1945– U.S. President Franklin Delano Roosevelt, the longest serving president in American history, died three months into his fourth term.
Roosevelt was at his “Little White House” retreat in Warm Springs, GA to rest before his anticipated appearance at the founding conference of the United Nations.
On the afternoon of April 12, Roosevelt said, “I have a terrific headache,” then slumped forward in his chair, unconscious, and was carried into his bedroom.
The president’s attending cardiologist, Dr. Howard Bruenn, diagnosed the medical emergency as a massive cerebral hemorrhage.
At 3:35 p.m, Roosevelt died at the age of 63.

The photo above was taken one day before Roosevelt’s death. It was the final photograph taken during his life.


1954– Bill Haley and the Comets recorded (We’re Gonna) Rock Around The Clock at Pythian Temple studios in New York City.
The single sold a respectable but underwhelming 75,000 copies in the coming months, and was destined to be forgotten until it was chosen to play over the opening credits of the 1955 film, Blackboard Jungle.
On July 9, 1955, Rock Around The Clock became the first rock and roll recording to hit the top of Billboard’s Pop charts, a feat it repeated on charts around the world.
If rock and roll was a social and cultural revolution, then (We’re Gonna) Rock Around The Clock was its Declaration of Independence.

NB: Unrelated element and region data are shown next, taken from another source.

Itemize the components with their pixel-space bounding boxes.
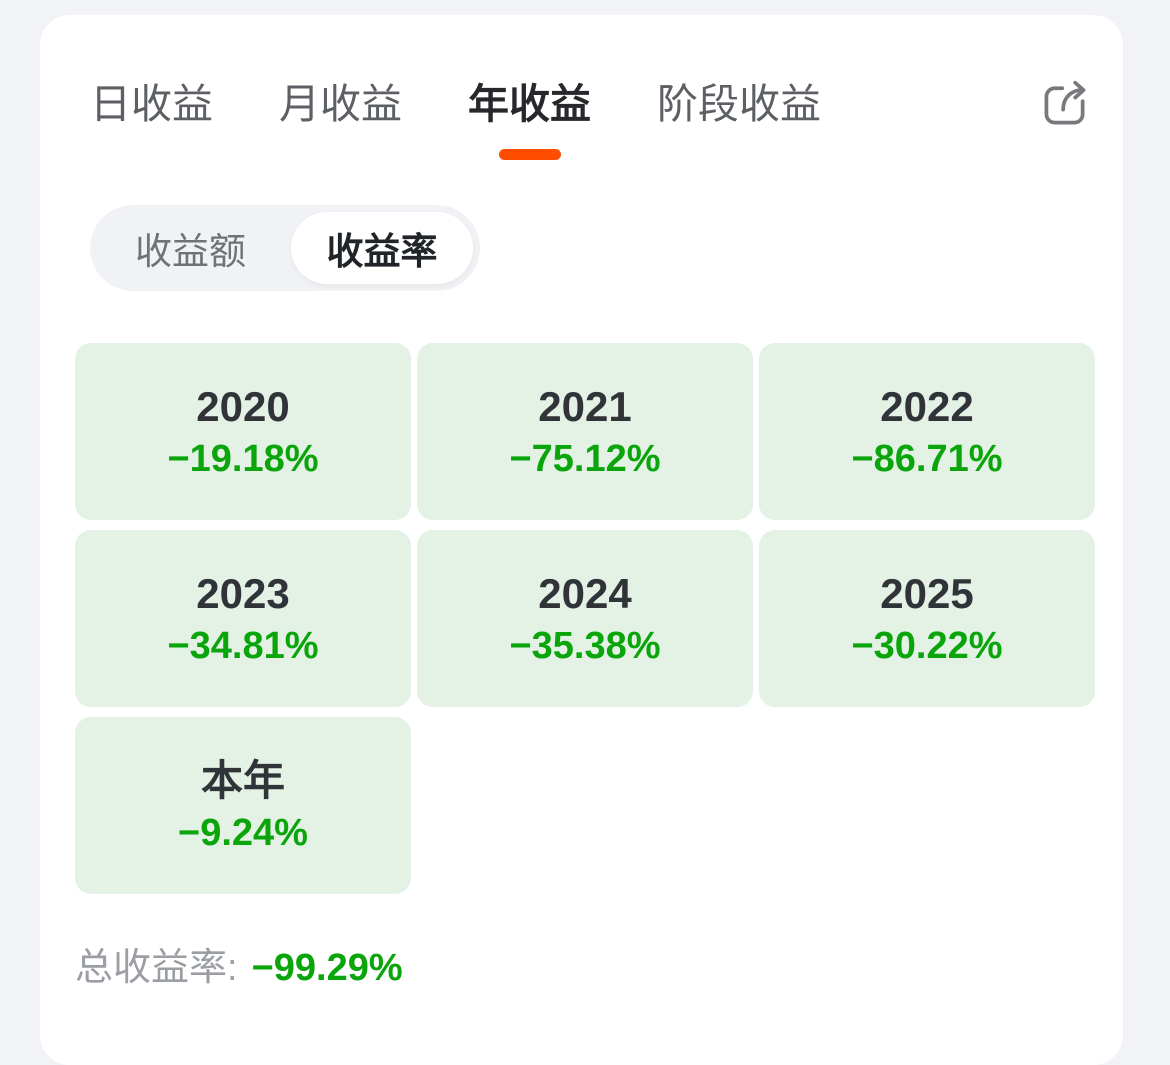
tab-yearly-returns-label: 年收益 <box>468 81 591 128</box>
card-period: 2025 <box>880 569 974 617</box>
segment-return-rate[interactable]: 收益率 <box>291 212 473 284</box>
card-period: 2024 <box>538 569 632 617</box>
card-value: −35.38% <box>509 624 661 667</box>
return-card-2022: 2022 −86.71% <box>759 343 1095 520</box>
card-value: −86.71% <box>851 437 1003 480</box>
card-period: 2022 <box>880 382 974 430</box>
card-period: 本年 <box>200 756 285 804</box>
yearly-returns-grid: 2020 −19.18% 2021 −75.12% 2022 −86.71% 2… <box>75 343 1095 894</box>
total-return-value: −99.29% <box>251 947 403 989</box>
total-return-label: 总收益率: <box>75 947 238 989</box>
tab-daily-returns[interactable]: 日收益 <box>90 81 213 128</box>
returns-panel: 日收益 月收益 年收益 阶段收益 收益额 收益率 2020 −19.18% 2 <box>40 15 1123 1065</box>
card-period: 2021 <box>538 382 632 430</box>
card-value: −34.81% <box>167 624 319 667</box>
card-period: 2020 <box>196 382 290 430</box>
card-value: −75.12% <box>509 437 661 480</box>
value-type-segmented-control: 收益额 收益率 <box>90 205 480 291</box>
total-return-row: 总收益率: −99.29% <box>75 936 1123 991</box>
return-card-2021: 2021 −75.12% <box>417 343 753 520</box>
return-card-2020: 2020 −19.18% <box>75 343 411 520</box>
share-icon <box>1039 79 1091 131</box>
active-tab-underline <box>498 148 561 160</box>
tab-bar: 日收益 月收益 年收益 阶段收益 <box>40 15 1123 160</box>
tab-period-returns[interactable]: 阶段收益 <box>657 81 821 128</box>
return-card-2024: 2024 −35.38% <box>417 530 753 707</box>
return-card-2023: 2023 −34.81% <box>75 530 411 707</box>
share-button[interactable] <box>1037 77 1093 133</box>
card-value: −30.22% <box>851 624 1003 667</box>
card-value: −19.18% <box>167 437 319 480</box>
segment-return-amount[interactable]: 收益额 <box>135 231 246 272</box>
tab-yearly-returns[interactable]: 年收益 <box>468 81 591 160</box>
return-card-2025: 2025 −30.22% <box>759 530 1095 707</box>
card-period: 2023 <box>196 569 290 617</box>
return-card-current-year: 本年 −9.24% <box>75 717 411 894</box>
card-value: −9.24% <box>178 811 308 854</box>
tab-monthly-returns[interactable]: 月收益 <box>279 81 402 128</box>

1961– Onboard the spacecraft Vostok 1, Soviet cosmonaut Yuri Gagarin became the first human being to travel into space.
During the flight, the 27-year-old test pilot and industrial technician also became the first man to orbit the planet, a feat accomplished by his space capsule in 89 minutes. Vostok 1 orbited Earth at a maximum altitude of 187 miles and was guided entirely by an automatic control system.

The triumph of the Soviet space program in putting the first man into space was a great blow to the United States, which had scheduled its first space flight for May 1961.
In addition, Gagarin orbited Earth, a feat that eluded the U.S. space program until February 1962 when astronaut John Glenn made three orbits in Friendship 7.

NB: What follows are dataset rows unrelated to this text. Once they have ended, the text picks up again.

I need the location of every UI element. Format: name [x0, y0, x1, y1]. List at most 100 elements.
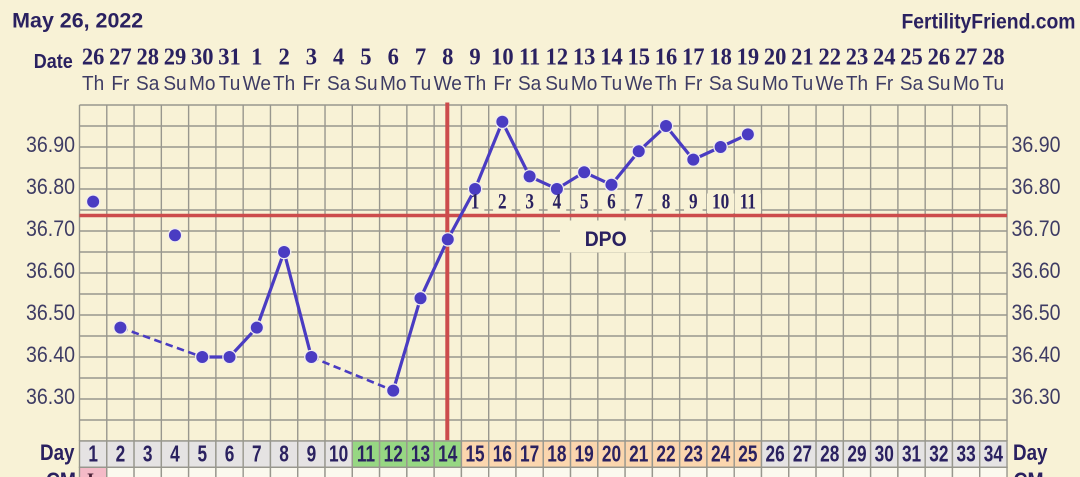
svg-text:Sa: Sa — [518, 72, 542, 95]
svg-text:1: 1 — [251, 44, 262, 71]
svg-text:Fr: Fr — [302, 72, 320, 95]
svg-text:6: 6 — [607, 189, 616, 214]
svg-text:36.80: 36.80 — [26, 174, 75, 199]
svg-text:17: 17 — [682, 44, 705, 71]
svg-text:6: 6 — [225, 440, 235, 466]
svg-text:32: 32 — [929, 440, 948, 466]
svg-text:26: 26 — [82, 44, 105, 71]
svg-text:27: 27 — [955, 44, 978, 71]
svg-text:25: 25 — [900, 44, 923, 71]
svg-text:25: 25 — [738, 440, 757, 466]
svg-text:5: 5 — [580, 189, 589, 214]
svg-text:We: We — [816, 72, 844, 95]
svg-text:15: 15 — [465, 440, 484, 466]
svg-text:6: 6 — [388, 44, 399, 71]
svg-text:11: 11 — [357, 440, 375, 466]
svg-text:Mo: Mo — [762, 72, 789, 95]
svg-text:Fr: Fr — [493, 72, 511, 95]
svg-text:16: 16 — [493, 440, 512, 466]
svg-text:4: 4 — [170, 440, 180, 466]
svg-text:31: 31 — [218, 44, 241, 71]
svg-text:Date: Date — [34, 51, 73, 73]
svg-text:19: 19 — [737, 44, 760, 71]
svg-text:13: 13 — [411, 440, 430, 466]
svg-text:Mo: Mo — [571, 72, 598, 95]
svg-text:21: 21 — [629, 440, 648, 466]
svg-text:Th: Th — [273, 72, 295, 95]
svg-text:27: 27 — [109, 44, 132, 71]
svg-text:30: 30 — [875, 440, 894, 466]
svg-text:36.30: 36.30 — [26, 384, 75, 409]
svg-text:Th: Th — [464, 72, 486, 95]
svg-text:2: 2 — [278, 44, 289, 71]
svg-text:14: 14 — [600, 44, 623, 71]
svg-text:Su: Su — [545, 72, 568, 95]
svg-text:Day: Day — [40, 440, 75, 465]
svg-text:Tu: Tu — [410, 72, 432, 95]
svg-text:Mo: Mo — [953, 72, 980, 95]
svg-text:28: 28 — [820, 440, 839, 466]
svg-text:17: 17 — [520, 440, 539, 466]
svg-text:28: 28 — [136, 44, 159, 71]
svg-text:FertilityFriend.com: FertilityFriend.com — [902, 9, 1076, 33]
svg-text:We: We — [243, 72, 271, 95]
svg-text:7: 7 — [415, 44, 426, 71]
svg-text:4: 4 — [553, 189, 562, 214]
svg-text:CM: CM — [1014, 468, 1044, 477]
svg-text:Th: Th — [82, 72, 104, 95]
svg-text:5: 5 — [197, 440, 207, 466]
svg-text:CM: CM — [46, 468, 76, 477]
svg-text:22: 22 — [818, 44, 841, 71]
svg-text:20: 20 — [764, 44, 787, 71]
svg-text:16: 16 — [655, 44, 678, 71]
svg-text:7: 7 — [634, 189, 643, 214]
svg-text:Tu: Tu — [792, 72, 814, 95]
svg-text:12: 12 — [384, 440, 403, 466]
svg-text:20: 20 — [602, 440, 621, 466]
svg-text:12: 12 — [546, 44, 569, 71]
svg-text:We: We — [434, 72, 462, 95]
svg-text:36.60: 36.60 — [1012, 258, 1061, 283]
svg-text:8: 8 — [279, 440, 289, 466]
svg-text:Sa: Sa — [327, 72, 351, 95]
svg-text:10: 10 — [329, 440, 348, 466]
svg-text:10: 10 — [712, 189, 729, 214]
svg-text:36.50: 36.50 — [26, 300, 75, 325]
svg-text:36.60: 36.60 — [26, 258, 75, 283]
svg-text:36.70: 36.70 — [26, 216, 75, 241]
svg-text:18: 18 — [547, 440, 566, 466]
svg-text:9: 9 — [689, 189, 698, 214]
svg-text:34: 34 — [984, 440, 1003, 466]
svg-text:9: 9 — [307, 440, 317, 466]
svg-text:2: 2 — [116, 440, 126, 466]
svg-text:19: 19 — [575, 440, 594, 466]
svg-text:21: 21 — [791, 44, 814, 71]
svg-text:7: 7 — [252, 440, 262, 466]
svg-text:Fr: Fr — [875, 72, 893, 95]
svg-text:4: 4 — [333, 44, 344, 71]
svg-text:24: 24 — [711, 440, 730, 466]
svg-text:Su: Su — [736, 72, 759, 95]
svg-text:DPO: DPO — [585, 227, 627, 251]
svg-text:5: 5 — [360, 44, 371, 71]
svg-text:22: 22 — [656, 440, 675, 466]
svg-text:Su: Su — [354, 72, 377, 95]
svg-text:3: 3 — [306, 44, 317, 71]
svg-text:23: 23 — [846, 44, 869, 71]
svg-text:33: 33 — [957, 440, 976, 466]
svg-text:26: 26 — [766, 440, 785, 466]
svg-text:May 26, 2022: May 26, 2022 — [12, 9, 143, 32]
svg-text:29: 29 — [164, 44, 187, 71]
svg-text:18: 18 — [709, 44, 732, 71]
svg-text:36.90: 36.90 — [26, 132, 75, 157]
svg-text:27: 27 — [793, 440, 812, 466]
svg-text:3: 3 — [525, 189, 534, 214]
svg-text:Tu: Tu — [219, 72, 241, 95]
svg-text:24: 24 — [873, 44, 896, 71]
svg-text:2: 2 — [498, 189, 507, 214]
svg-text:1: 1 — [471, 189, 480, 214]
svg-text:13: 13 — [573, 44, 596, 71]
svg-text:I: I — [87, 470, 94, 477]
svg-text:36.50: 36.50 — [1012, 300, 1061, 325]
svg-text:8: 8 — [442, 44, 453, 71]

1965– Mr. Tambourine Man was released by Columbia Records as the debut single for the Byrds.
The single’s success – it shot to #1 within weeks – initiated the folk rock boom of 1965 and 1966, with many acts imitating the band’s hybrid of rock beat, jangly guitar, and poetic or socially conscious lyrics.


1981– Former heavyweight boxing champion Joe Louis died of cardiac arrest at the age of 66. The “Brown Bomber” had a career record of 66-3 with 52 knockouts.
1989– Former welterweight and middleweight boxing champion “Sugar Ray” Robinson died of complications of diabetes and Alzheimer’s disease. He was 67.
Robinson’s career record was 171-19-6, with 108 knockouts.

In addition to being two of the greatest boxers in history, Louis and Robinson shared something else.
Despite earning millions in the ring, they both struggled financially, thanks to numerous con artists and the overall corruption of the boxing business that existed in their lifetimes.